We first looked around to try and find something that could translate these Traps for us. Nothing was available. After a little bit of research, we decided that we could build something simple that could get the job done. The ultimate goal was not to build an application, but to build a Management Pack that could help us not only be alerted to issues, but for us to be able to translate what it means without spending hours researching.

That is how the SCOM Trap Enhancer was born. We reference the actual MIB to help us translate the descriptions and we literally did a cut-and-paste from the document. So the answer to the above question is: you really don't need a Trap Enhancer, but it sure makes your life MUCH, MUCH easier and will save you plenty of time.

What does the future look like for the SCOM Trap Enhancer?

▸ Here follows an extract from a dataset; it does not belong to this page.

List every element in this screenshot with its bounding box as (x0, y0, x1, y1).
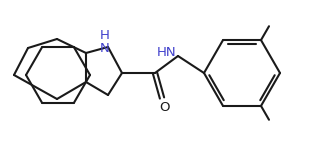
Text: N: N (100, 42, 110, 55)
Text: H: H (100, 29, 110, 42)
Text: HN: HN (156, 47, 176, 59)
Text: O: O (159, 101, 169, 114)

We will be adding more vendors to the TIF library. Currently, we have the common Standard RFC MIBs and Cisco MIBs. As new SNMP Traps come out from these vendors, we will add them to the library for download by Premium Subscribers.

We also plan to add our own EventLog and our own Events with an improved error handler.

There is not many more major improvements that I can see us doing to the Trap Enhancer Service. We will be publishing a Roadmap in the Premium Content area of the web site.

SNMP Poller Managent Pack

This Management Pack (MP) will revolutionize the SCOM Management Pack world as it pertains to SNMP Polling of non-Windows devices. We are building a very unique framework that allows us to completely integrate SNMP Polling of all types of OIDs into SCOM. The real advantage is that we are not building a seperate tool or interface for you to configure your SNMP Polling environment, we are leveraging SCOM and it's Management Framework. All configuration of SNMP Polling of devices will be done through SCOM's Management Console.

But SCOM already supports SNMP Polling of devices, you say. Yes, it does. The dirty little secret is that it only supports individual, or non-Indexed OIDs. This means that you COULD monitor an interface on a router, but you MUST know the Index value of that interface as it related to SNMP and if you add another interface, your setting quite possibly could change, rendering your current SNMP configuration wrong. SCOM does SNMP Polling, but not on Indexed values, which is what most of the counters on a Cisco device consist of.

Current products require you to install a "management application" that is used to discover and configure the approriate Indexed values. We are integrating this into SCOM, so you DO NOT need an additional external application to administer your SCOM SNMP environment.

Our SNMP Poller Management Pack will be specific to the model of the device. If there are some extra counters, and we are including as many as we can find, you can configure them through the SCOM Console and set thresholds within SCOM to allow for Alerts.

We are just scratching the surface of possibilities of the different types of Management Packs that can be built. We are not going to stop at just hardware specific MPs. For instance, we have on our Roadmap of MPs to be developed the following:

QoS MP - This will include not only Router/Switch policy information, but also leverage EEM and IPSLA(within Cisco devices) to deliver very specific and exact results

VPN MP - This will detect Lan-to-Lan VPNs and provide performance and event monitoring on specific VPN Tunnels

Vertical Industry MP - We will start to focus on vertical industries such as Healthcare to provide application specific monitoring

We are only starting to explore the potential of Network Management and SCOM. We will continue to innovate and lead by example and drive technology forward.